# Remove Hood Strut



## villarroelfamily (Apr 28, 2009)

seems my hood strut failed. has you can see from the first pic, i am using a garden tool.
mkiv jetta vr6 glx 2.8l
anyways, i have the part number for the strut already, thanks partlinks24.com. 1j0-823-359-d
$35.20 from 1st VW parts. but i dont see how i can remove the strut from the car frame. please see pictures. i see the nut that needs to be removed which is attached to the hood, but i dont see a place or nut to remove from the bottom.
any ideas? i dont think i have to remove the plate that is welded right?

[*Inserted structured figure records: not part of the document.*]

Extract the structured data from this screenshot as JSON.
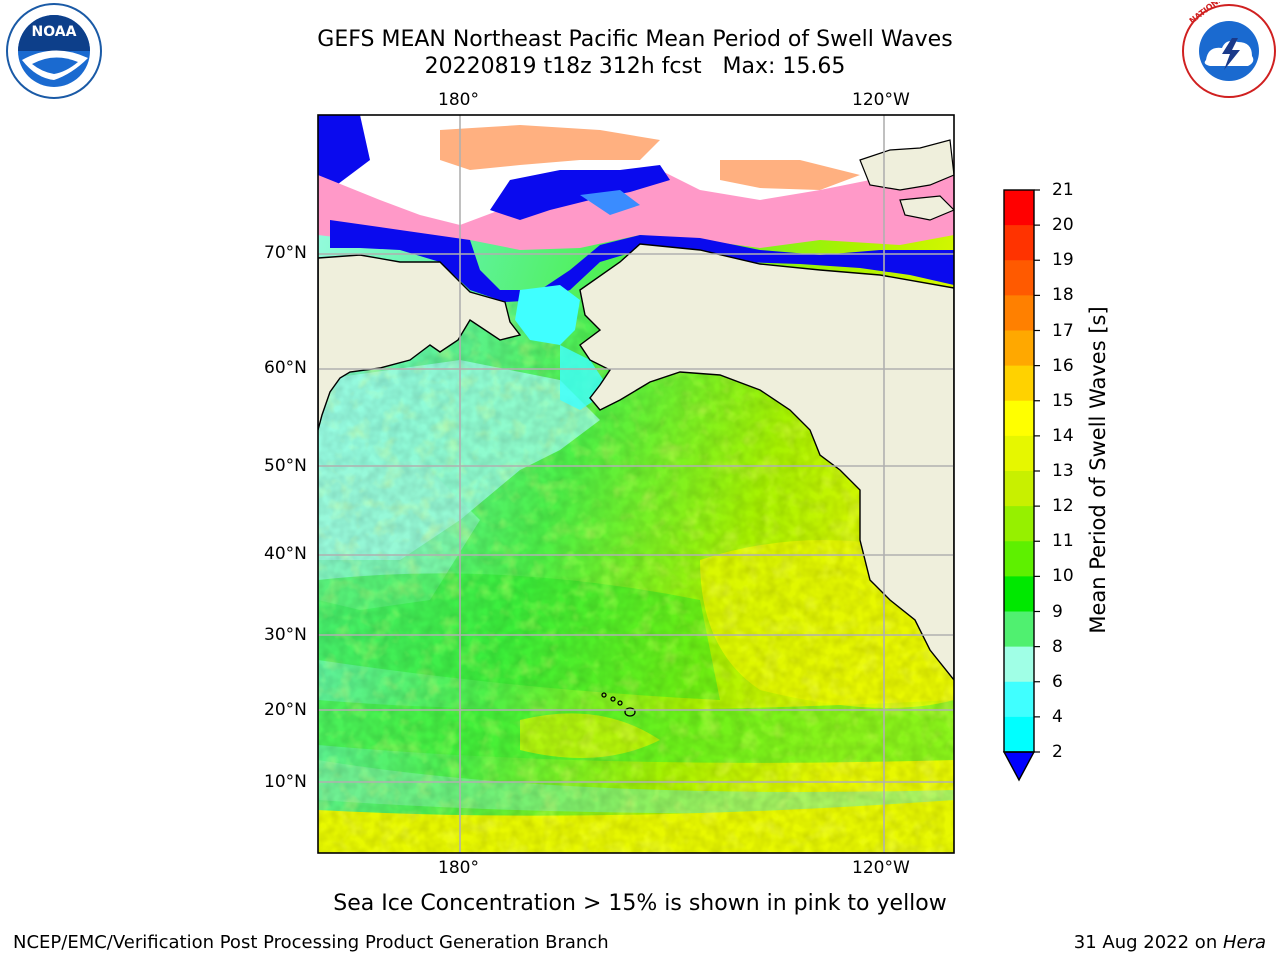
{
  "title": {
    "line1": "GEFS MEAN Northeast Pacific Mean Period of Swell Waves",
    "line2": "20220819 t18z 312h fcst   Max: 15.65"
  },
  "axes": {
    "lon_labels": [
      "180°",
      "120°W"
    ],
    "lat_labels": [
      "70°N",
      "60°N",
      "50°N",
      "40°N",
      "30°N",
      "20°N",
      "10°N"
    ]
  },
  "colorbar": {
    "label": "Mean Period of Swell Waves [s]",
    "ticks": [
      "21",
      "20",
      "19",
      "18",
      "17",
      "16",
      "15",
      "14",
      "13",
      "12",
      "11",
      "10",
      "9",
      "8",
      "6",
      "4",
      "2"
    ],
    "colors": [
      "#ff0000",
      "#ff3300",
      "#ff5a00",
      "#ff8000",
      "#ffa800",
      "#ffd200",
      "#ffff00",
      "#e6f700",
      "#c8f000",
      "#96f000",
      "#5ef000",
      "#00e800",
      "#50f070",
      "#a0ffe6",
      "#40ffff",
      "#00ffff",
      "#0096ff",
      "#0a0aff"
    ],
    "under_color": "#0000ff"
  },
  "map_colors": {
    "land": "#efefdc",
    "ocean_green": "#4cf048",
    "ocean_lightblue": "#a2fdee",
    "ocean_yellow": "#e8f800",
    "ice_blue": "#0a0aee",
    "ice_pink": "#ff99c8",
    "ice_orange": "#ffb080"
  },
  "caption": "Sea Ice Concentration > 15% is shown in pink to yellow",
  "footer": {
    "left": "NCEP/EMC/Verification Post Processing Product Generation Branch",
    "right_date": "31 Aug 2022 on ",
    "right_host": "Hera"
  },
  "logos": {
    "noaa_text": "NOAA",
    "nws_text": "NATIONAL WEATHER SERVICE"
  }
}
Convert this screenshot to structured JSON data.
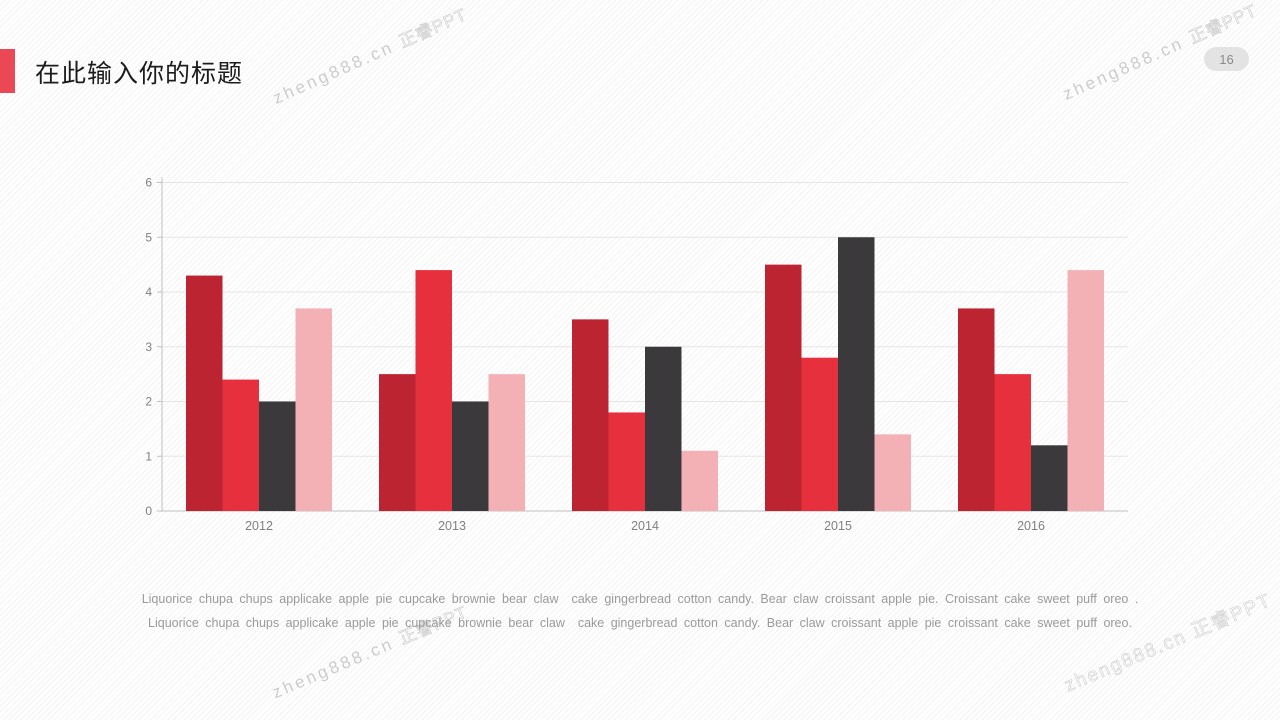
{
  "slide": {
    "title": "在此输入你的标题",
    "page_number": "16",
    "accent_color": "#e94854"
  },
  "watermark": {
    "site": "zheng888.cn",
    "brand": "正睿PPT",
    "full": "zheng888.cn 正睿PPT"
  },
  "caption": {
    "line1": "Liquorice chupa chups applicake apple pie cupcake brownie bear claw  cake gingerbread cotton candy. Bear claw croissant apple pie. Croissant cake sweet puff oreo .",
    "line2": "Liquorice chupa chups applicake apple pie cupcake brownie bear claw  cake gingerbread cotton candy. Bear claw croissant apple pie croissant cake sweet puff oreo."
  },
  "chart_data": {
    "type": "bar",
    "categories": [
      "2012",
      "2013",
      "2014",
      "2015",
      "2016"
    ],
    "series": [
      {
        "name": "series-dark-red",
        "color": "#bb2430",
        "values": [
          4.3,
          2.5,
          3.5,
          4.5,
          3.7
        ]
      },
      {
        "name": "series-red",
        "color": "#e7303e",
        "values": [
          2.4,
          4.4,
          1.8,
          2.8,
          2.5
        ]
      },
      {
        "name": "series-dark-gray",
        "color": "#3b393b",
        "values": [
          2.0,
          2.0,
          3.0,
          5.0,
          1.2
        ]
      },
      {
        "name": "series-pink",
        "color": "#f3b1b6",
        "values": [
          3.7,
          2.5,
          1.1,
          1.4,
          4.4
        ]
      }
    ],
    "title": "",
    "xlabel": "",
    "ylabel": "",
    "ylim": [
      0,
      6
    ],
    "yticks": [
      0,
      1,
      2,
      3,
      4,
      5,
      6
    ],
    "grid": true,
    "legend_position": "none",
    "axis_color": "#c0c0c0",
    "grid_color": "#e6e6e6",
    "tick_label_color": "#808080"
  }
}
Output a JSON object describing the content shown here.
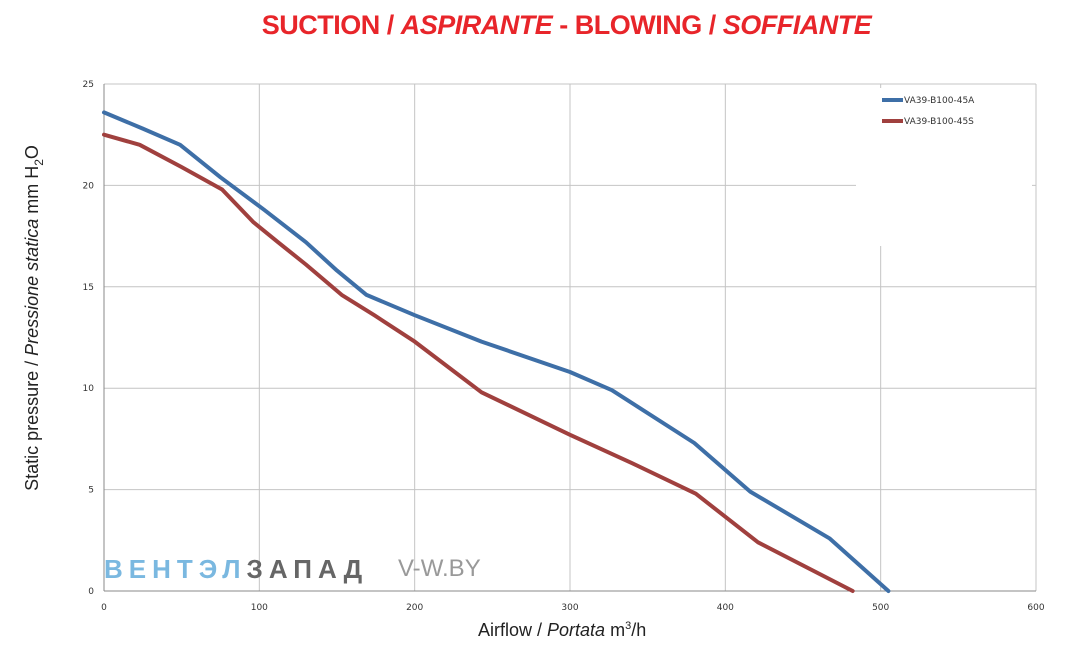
{
  "title": {
    "part1": "SUCTION / ",
    "part2": "ASPIRANTE",
    "part3": "  - BLOWING / ",
    "part4": "SOFFIANTE"
  },
  "ylabel": {
    "part1": "Static pressure / ",
    "part2": "Pressione statica",
    "part3": "  mm  H",
    "sub": "2",
    "part4": "O"
  },
  "xlabel": {
    "part1": "Airflow / ",
    "part2": "Portata",
    "part3": "  m",
    "sup": "3",
    "part4": "/h"
  },
  "watermark": {
    "part1": "ВЕНТЭЛ",
    "part2": "ЗАПАД",
    "url_part1": "V-",
    "url_part2": "W.BY",
    "color1": "#7ab8e0",
    "color2": "#666666"
  },
  "chart_data": {
    "type": "line",
    "xlim": [
      0,
      600
    ],
    "ylim": [
      0,
      25
    ],
    "x_ticks": [
      0,
      100,
      200,
      300,
      400,
      500,
      600
    ],
    "y_ticks": [
      0,
      5,
      10,
      15,
      20,
      25
    ],
    "grid": true,
    "legend_position": "top-right",
    "series": [
      {
        "name": "VA39-B100-45A",
        "color": "#3e6fa7",
        "points": [
          [
            0,
            23.6
          ],
          [
            25,
            22.8
          ],
          [
            49,
            22.0
          ],
          [
            75,
            20.4
          ],
          [
            103,
            18.8
          ],
          [
            130,
            17.2
          ],
          [
            150,
            15.8
          ],
          [
            169,
            14.6
          ],
          [
            200,
            13.6
          ],
          [
            243,
            12.3
          ],
          [
            300,
            10.8
          ],
          [
            327,
            9.9
          ],
          [
            380,
            7.3
          ],
          [
            416,
            4.9
          ],
          [
            467,
            2.6
          ],
          [
            505,
            0
          ]
        ]
      },
      {
        "name": "VA39-B100-45S",
        "color": "#a0403e",
        "points": [
          [
            0,
            22.5
          ],
          [
            23,
            22.0
          ],
          [
            50,
            20.9
          ],
          [
            76,
            19.8
          ],
          [
            96,
            18.2
          ],
          [
            112,
            17.2
          ],
          [
            130,
            16.1
          ],
          [
            153,
            14.6
          ],
          [
            174,
            13.6
          ],
          [
            200,
            12.3
          ],
          [
            243,
            9.8
          ],
          [
            300,
            7.7
          ],
          [
            340,
            6.3
          ],
          [
            381,
            4.8
          ],
          [
            421,
            2.4
          ],
          [
            482,
            0
          ]
        ]
      }
    ]
  }
}
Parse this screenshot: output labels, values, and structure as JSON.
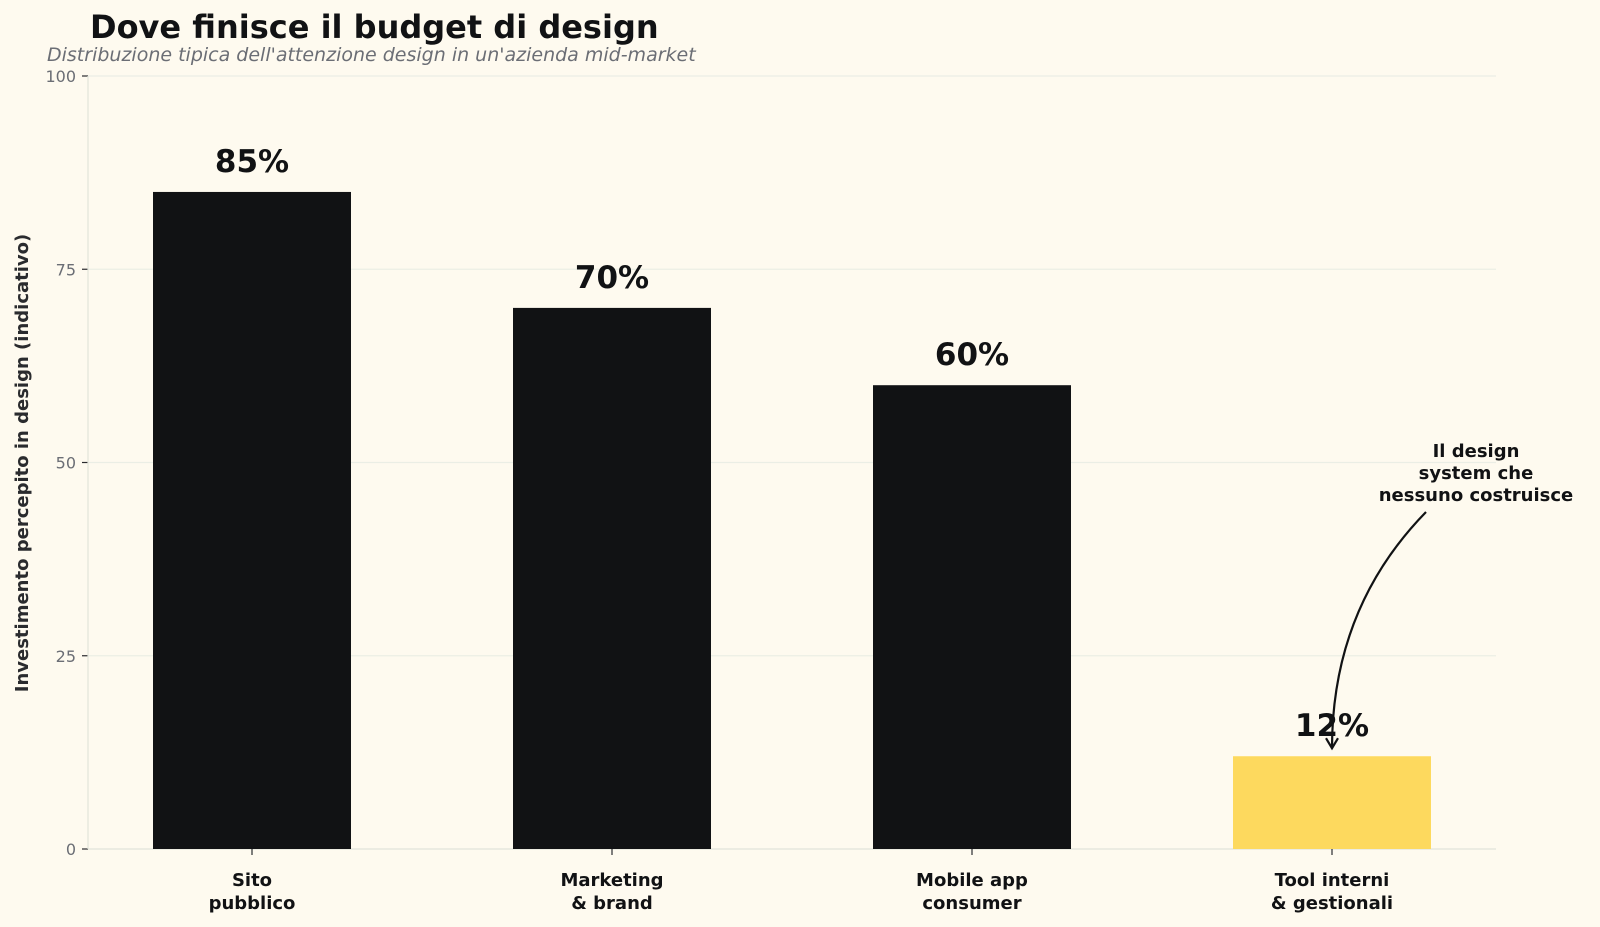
{
  "chart_data": {
    "type": "bar",
    "title": "Dove finisce il budget di design",
    "subtitle": "Distribuzione tipica dell'attenzione design in un'azienda mid-market",
    "xlabel": "",
    "ylabel": "Investimento percepito in design (indicativo)",
    "ylim": [
      0,
      100
    ],
    "yticks": [
      0,
      25,
      50,
      75,
      100
    ],
    "categories": [
      [
        "Sito",
        "pubblico"
      ],
      [
        "Marketing",
        "& brand"
      ],
      [
        "Mobile app",
        "consumer"
      ],
      [
        "Tool interni",
        "& gestionali"
      ]
    ],
    "values": [
      85,
      70,
      60,
      12
    ],
    "data_labels": [
      "85%",
      "70%",
      "60%",
      "12%"
    ],
    "bar_colors": [
      "#111214",
      "#111214",
      "#111214",
      "#fdd95e"
    ],
    "grid": "horizontal",
    "annotation": {
      "text": [
        "Il design",
        "system che",
        "nessuno costruisce"
      ],
      "target_category_index": 3,
      "target_value": 12
    }
  },
  "colors": {
    "background": "#fefaef",
    "bar": "#111214",
    "highlight": "#fdd95e",
    "grid": "#ebeee5",
    "axis": "#e2e4da",
    "muted_text": "#6b6e75"
  }
}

_Modified by villarroelfamily at 2:56 PM 10-28-2009_

_Modified by villarroelfamily at 2:57 PM 10-28-2009_


_Modified by villarroelfamily at 3:02 PM 10-28-2009_


----------



## jetta the hut (Aug 6, 2006)

*Re: Remove Hood Strut (villarroelfamily)*

there is a metal band that goes around the ends that is about a 1/4 of an inch wide. if you take a flat head screw driver and pry it off the strut should come off.


----------



## villarroelfamily (Apr 28, 2009)

*Re: Remove Hood Strut (jetta the hut)*

you mean this band?


----------



## where_2 (Jul 21, 2003)

*Re: Remove Hood Strut (villarroelfamily)*

Yes, that band... Wear eye protection! IIRC, they fly pretty good when you get them off...


----------



## CStockRun (Mar 25, 2005)

*Re: Remove Hood Strut (where_2)*

You don't even have to take it totally off...just lift it a little and pull the strut away..saves your eyes!


----------